The play debuted at the Howard Athenaeum in Boston in September 1867, and had a four week run at the Walnut Street Theatre in Philadelphia in November–December 1867. It also played in Washington, D.C. at the National Theatre in January 1868, played for two weeks in San Francisco, and played in Richmond, Virginia in February 1868, among other places.

By early March 1868, the play's success on the road dictated it would get a run in New York. The play had its New York debut at Wallack's Theatre on June 8, 1868, to open their "summer season," and ran for nine weeks.

Brougham played the role of Irish immigrant to New York, Terence O'Halloran, who leaves a life of crime to become an amateur detective. His nemesis is the anti-Semitic depiction of counterfeiter Mordie Solomons (played by Charles Fisher). "Coal Oil Tommy" was a popular song from the play.

==Original Broadway cast==

- Terry by John Brougham
- Bob Mawley by Edward Lamb
- Sir William Downe by T.J. Hind
- Oil Tommy by Benjamin T. Ringgold
- Dodges by W.J. Leonard
- Dummy Dennis by J. Quiqley
- Duffy by E. Cashin
- Hawkeye by E. Menturn
- Sam by G. White
- Mordie Solomons by Charles Fisher
- Robert Mordaunt by C.H. Rockwell
- Frank by James McGee
- Polly by Effie Germon
- Miss Tartar by Fanny Morant
- Judy by George Holland
- Emily by Miss M. Barrett
- Marx by Mis F. Carman
- Biddy by Miss C. Carman
- Lucy by Miss E. Monell
- Jenny by Miss J. Day.

==Origin and reception==

In 1877, Brougham wrote that The Lottery of Life had been the "most profitable" of his plays. He noted that it was "originally written as a burlesque upon the sensation of the time," where he "exaggerated the sensational parts of it, and it was something which I expected would be horrifying," yet "I found it was taken in perfect earnest." Thus, he altered the play somewhat into "a not altogether impossible, though somewhat improbable piece." He opined that the play "is not good enough to win the success it has achieved, and not bad enough to receive the animadversions of the hypercritical."

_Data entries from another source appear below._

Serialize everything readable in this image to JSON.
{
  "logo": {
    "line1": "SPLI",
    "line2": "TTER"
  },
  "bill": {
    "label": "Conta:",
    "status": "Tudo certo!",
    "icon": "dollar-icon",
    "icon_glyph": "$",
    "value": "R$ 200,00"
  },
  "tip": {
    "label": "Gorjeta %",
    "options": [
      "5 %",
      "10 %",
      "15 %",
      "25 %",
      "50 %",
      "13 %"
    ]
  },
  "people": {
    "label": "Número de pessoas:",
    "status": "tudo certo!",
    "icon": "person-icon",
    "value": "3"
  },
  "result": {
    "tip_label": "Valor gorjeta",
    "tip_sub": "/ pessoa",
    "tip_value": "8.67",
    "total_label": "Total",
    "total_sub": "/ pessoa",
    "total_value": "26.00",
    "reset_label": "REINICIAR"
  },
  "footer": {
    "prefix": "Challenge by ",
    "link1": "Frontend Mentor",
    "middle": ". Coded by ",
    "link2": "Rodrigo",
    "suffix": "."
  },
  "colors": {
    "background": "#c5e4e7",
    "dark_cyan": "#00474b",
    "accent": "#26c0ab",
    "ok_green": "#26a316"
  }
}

Upon receiving criticism in Philadelphia, Brougham announced from the stage before a performance that he had written the play not to please critics, but the public who was demanding plays of this type, and that his aim was to make money.

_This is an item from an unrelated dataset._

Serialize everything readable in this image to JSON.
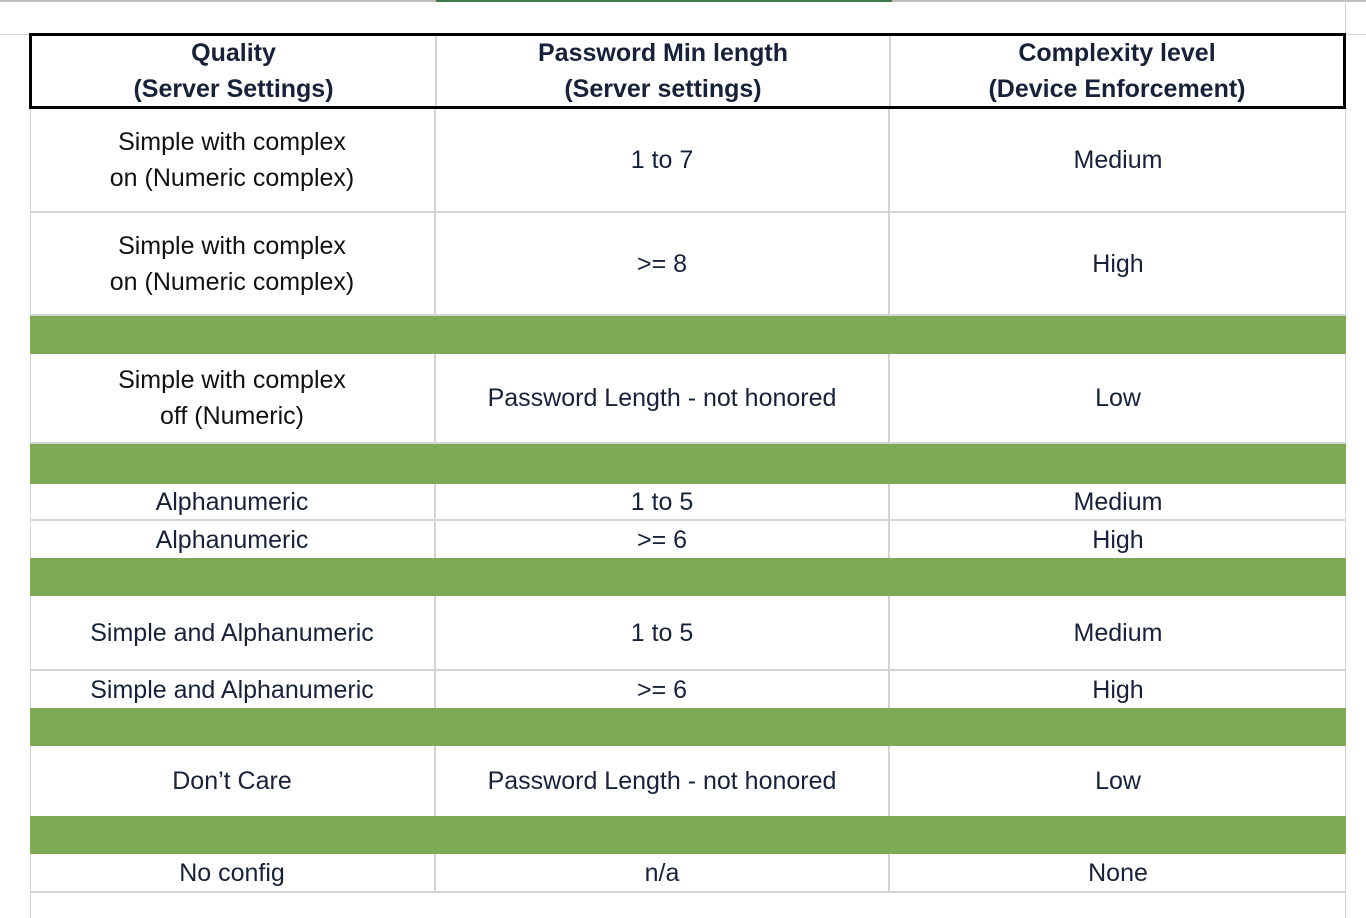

The New York Herald received the play positively in New York, though with no illusions: "According to the legitimate drama of the day this is a first rate plot, especially as it abounds in the latest sensations from beginning to end." It also complimented the New York scenery of the play, and quoted a departing patron as stating "this thing ought to succeed and will succeed, for it is really the legitimate drama of 1868, with all the modern improvements--pretty waiter girls, negro minstrels and all."

By August 1868, the Philadelphia Evening Telegraph reported that "Brougham has already made $1700 out of the piece of trash called "The Lottery of Life." " Nevertheless, Brougham also converted the play into his first novel, which commenced a run in Fireside Companion that same month, and netted him an additional $2,000.

The play saw performances around the United States into the 1890s.

To the extent the play gets any attention in the modern day, it is about the stereotyped Jewish villain of the play, who was also called upon to wear a "false Jewish nose."